Exemplo prático: On The Beach at Night Alone, o opus 2017. Já tinha havido, em 2006, um filme chamado Woman on The Beach; aqui temos uma mulher sozinha na praia à noite. Como em quase todos os filmes de Hong, a chave emocional das suas personagens desvenda-se através do álcool (que aqui é mais a cerveja do que o soju), tudo se passa no mundo do cinema (a heroína Younghee é actriz) e há rimas e ressonâncias constantes com filmes anteriores (sonhos, repetições, remissões), para já não falar dos tradicionais zooms rápidos que resumem por si só a estética caseirinha dos filmes.

Sendo Hong Sang-soo puro – e , para citar o outro, Hong Sang-soo mais Hong Sang-soo não há –, On The Beach at Night Alone é menos simétrico e mais descompensado do que é habitual. Está dividido em duas partes, com genéricos específicos, directores de fotografia diferentes e elencos diferentes, com a actriz principal, Kim Min-hee, como única constante. Mas a primeira parte, com apenas 30 minutos, decorre numa cidade alemã que fica por nomear, onde Younghee foi passar algum tempo para ultrapassar um caso amoroso que teve com um realizador. Os restantes 70 minutos de filme têm lugar em Gangneung, na Coreia, onde Younghee – que está sempre a queixar-se de estar com fome –  encontra velhos amigos, uma equipa de filmagens e finalmente o realizador com quem teve o affaire. Tudo o que ficara algo opaco nos primeiros minutos se torna então mais legível, sobretudo depois de um jantar alcoolizado onde Younghee acaba por dizer, e saber, mais do que queria. 

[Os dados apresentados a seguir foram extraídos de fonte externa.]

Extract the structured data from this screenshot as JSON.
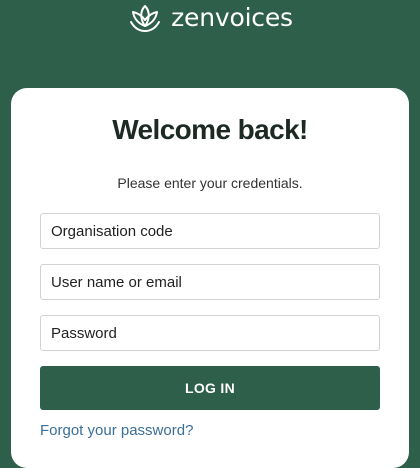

Nada disto, por si só, é razão para sentirmos alguma decepção com o novo filme do sul-coreano – seria o mesmo que protestar junto da Trindade porque o molho do bife é o mesmo de sempre. On The Beach at Night Alone alegrará certamente os aficionados e dificilmente convencerá aqueles a quem o cinema de Hong nunca nada disse. Mas a sensação do novo filme, com a sua suave melancolia outonal, é a de um realizador a rodar um pouco em seco e preso no seu próprio labirinto à procura de uma porta que aqui não conseguiu encontrar – e não há mal nisso. 

Numa competição em que mesmo cineastas estimáveis se estatelaram ao comprido (é ver a reacção catastrófica a Return to Montauk, de Volker Schlöndorff, ou a indiferença que recebeu Bright Nights, de Thomas Arslan), teríamos gostado de gostar mais de On The Beach at Night Alone, terceira presença a concurso em Berlim de Hong depois de Noite e Dia (2008) e Nobody's Daughter Haewon (2013). E se Paul Verhoeven, presidente do júri, queria filmes que o surpreendessem, não é aqui que o vai encontrar. Se isso é bom ou mau, já fica ao critério de cada um.